Global mediator Ahtisaari wins Nobel Peace Prize
Saturday, 11 October 2008

REUTERS, OSLO- Finland's former president Martti Ahtisaari won the Nobel Peace Prize on Friday for a decades-long career of peacemaking around the globe from Namibia to Kosovo.

The Norwegian Nobel Committee chose Ahtisaari to receive the $1.4 million prize from a field of 197 candidates "for his important efforts, on several continents and over more than three decades, to resolve international conflicts."
"These efforts have contributed to a more peaceful world and to 'fraternity between nations' in Alfred Nobel's spirit," the award committee said in its citation, adding it hoped the award would inspire other peacemakers around the world.
Sweden's Nobel, the philanthropist and inventor of dynamite, created the prizes in his will in 1895.
Ahtisaari, aged 71 and who was Finland's president from 1994 to 2000, has for years been a favourite to win what many consider the world's top accolade.
"He has been one of the top trouble-shooters for the United Nations for more than a generation," said Jan Egeland, a Norwegian former head of UN emergency relief operations.
In 2005, Ahtisaari brokered peace between Indonesia and rebels in Aceh province to end 30 years of fighting. Until March last year he led Serb-Albanian talks on Kosovo as UN envoy.
He was architect of a European Union-backed plan for Kosovo's independence from Serbia which guaranteed Serb minority rights and was implemented bloodlessly after the wars that tore apart Yugoslavia in the 1990s.
"In 1989-90 he played a significant part in the establishment of Namibia's independence," the committee said.
"In 2005 he and his organisation Crisis Management Initiative (CMI) were central to the solution of the complicated Aceh question in Indonesia."
"In 1999 and again in 2005-07, he sought under especially difficult circumstances to find a solution to the conflict in Kosovo," the committee said.
Ahtisaari was point man for Western Europe and the United States in 1999, delivering NATO's peace terms to then Yugoslav president Slobodan Milosevic to end the Kosovo air campaign.
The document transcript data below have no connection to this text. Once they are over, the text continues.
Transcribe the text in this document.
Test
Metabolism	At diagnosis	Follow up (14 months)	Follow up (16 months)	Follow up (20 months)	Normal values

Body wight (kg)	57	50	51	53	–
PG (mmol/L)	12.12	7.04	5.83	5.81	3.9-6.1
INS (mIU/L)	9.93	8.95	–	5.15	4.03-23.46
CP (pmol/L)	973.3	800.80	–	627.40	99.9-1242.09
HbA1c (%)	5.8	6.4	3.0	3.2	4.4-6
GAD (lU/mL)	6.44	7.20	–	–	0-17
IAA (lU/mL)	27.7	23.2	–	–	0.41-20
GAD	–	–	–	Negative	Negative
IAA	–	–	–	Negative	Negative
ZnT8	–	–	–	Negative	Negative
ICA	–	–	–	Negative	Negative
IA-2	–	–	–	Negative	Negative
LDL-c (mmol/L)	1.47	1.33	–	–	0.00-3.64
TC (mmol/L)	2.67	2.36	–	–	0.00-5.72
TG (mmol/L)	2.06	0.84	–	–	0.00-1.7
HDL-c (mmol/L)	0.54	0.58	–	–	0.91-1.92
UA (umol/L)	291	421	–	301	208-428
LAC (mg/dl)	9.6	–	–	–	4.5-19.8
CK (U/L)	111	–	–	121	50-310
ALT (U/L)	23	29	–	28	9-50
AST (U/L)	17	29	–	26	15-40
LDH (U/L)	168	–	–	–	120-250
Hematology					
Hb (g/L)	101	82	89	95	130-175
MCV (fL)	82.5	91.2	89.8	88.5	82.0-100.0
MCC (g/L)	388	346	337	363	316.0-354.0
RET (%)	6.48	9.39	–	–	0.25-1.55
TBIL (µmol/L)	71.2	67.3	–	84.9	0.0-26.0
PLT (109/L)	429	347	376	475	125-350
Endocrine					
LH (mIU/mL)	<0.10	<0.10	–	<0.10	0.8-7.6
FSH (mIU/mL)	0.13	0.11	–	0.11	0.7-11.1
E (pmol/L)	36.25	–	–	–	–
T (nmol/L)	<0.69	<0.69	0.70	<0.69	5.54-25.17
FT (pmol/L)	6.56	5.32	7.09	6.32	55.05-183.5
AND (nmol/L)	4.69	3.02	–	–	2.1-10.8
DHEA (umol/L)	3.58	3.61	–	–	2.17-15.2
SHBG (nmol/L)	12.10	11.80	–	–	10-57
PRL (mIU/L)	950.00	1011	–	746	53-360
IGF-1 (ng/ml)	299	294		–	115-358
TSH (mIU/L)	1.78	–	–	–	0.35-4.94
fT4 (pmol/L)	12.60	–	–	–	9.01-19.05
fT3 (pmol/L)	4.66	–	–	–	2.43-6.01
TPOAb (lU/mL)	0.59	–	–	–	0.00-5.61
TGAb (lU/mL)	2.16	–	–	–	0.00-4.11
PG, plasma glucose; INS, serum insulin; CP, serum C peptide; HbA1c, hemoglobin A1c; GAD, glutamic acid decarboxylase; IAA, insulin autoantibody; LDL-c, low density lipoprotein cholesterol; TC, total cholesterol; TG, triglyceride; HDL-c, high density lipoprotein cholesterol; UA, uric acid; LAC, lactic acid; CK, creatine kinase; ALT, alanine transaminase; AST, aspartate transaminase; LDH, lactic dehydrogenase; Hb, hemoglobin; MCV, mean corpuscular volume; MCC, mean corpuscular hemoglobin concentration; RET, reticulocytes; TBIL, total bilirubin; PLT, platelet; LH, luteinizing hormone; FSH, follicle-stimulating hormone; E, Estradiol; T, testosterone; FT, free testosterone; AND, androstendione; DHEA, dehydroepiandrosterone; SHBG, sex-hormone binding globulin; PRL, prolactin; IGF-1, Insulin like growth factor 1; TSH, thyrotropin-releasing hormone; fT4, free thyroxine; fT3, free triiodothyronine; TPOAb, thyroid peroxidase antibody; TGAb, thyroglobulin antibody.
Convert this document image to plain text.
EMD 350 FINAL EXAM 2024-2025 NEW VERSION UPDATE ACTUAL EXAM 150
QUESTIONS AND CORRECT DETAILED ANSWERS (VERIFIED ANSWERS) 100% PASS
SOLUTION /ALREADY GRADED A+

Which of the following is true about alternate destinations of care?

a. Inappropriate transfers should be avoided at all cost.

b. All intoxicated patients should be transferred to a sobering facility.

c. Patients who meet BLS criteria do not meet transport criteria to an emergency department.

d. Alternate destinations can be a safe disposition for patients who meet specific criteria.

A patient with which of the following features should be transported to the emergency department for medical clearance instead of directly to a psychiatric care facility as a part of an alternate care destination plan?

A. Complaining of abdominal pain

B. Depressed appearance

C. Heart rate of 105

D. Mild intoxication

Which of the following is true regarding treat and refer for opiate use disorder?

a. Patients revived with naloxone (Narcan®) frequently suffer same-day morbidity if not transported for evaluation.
Starting in the 1970s as a U.N. official, he helped Namibia move to independence, finally achieved in 1990.
"Naturally I am very pleased by the decision," Ahtisaari told Norwegian broadcaster NRK.
"Namibia was absolutely the most important because it took such a long time," he said, but said his work in Aceh and the Balkans were also among the most significant.
Indonesian President Susilo Bambang Yudhoyono was delighted to hear Ahtisaari had won the prize, a spokesman said.
"We have known him to be a man of honour, a man of integrity and a man who not only has full devotion to the cost of peace but also has the rare talents to help make it to practical priority on the ground," the spokesman said.
The prize "underlines the importance of continuous and stubborn work towards peace in the Balkans," said European Enlargement Commissioner Olli Rehn, a fellow Finn responsible for the Balkans.
"He is a professional diplomat and a very skilful negotiator," Serbia's former Foreign Minister Zivadin Jovanovic said. "However in Serbia he represents a symbol of Kosovo's independence and he will be remembered as an architect of Kosovo's secession."
Former Kosovo Prime Minister Agim Ceku said: "The prize has gone to the man that deserves it."
The award was seen as a swing back to the core values of the prize in peacemaking and disarmament after a prize last year to former US Vice President Al Gore for work on global warming.
Ahtisaari is the first peace broker to win since former US President Jimmy Carter in 2004.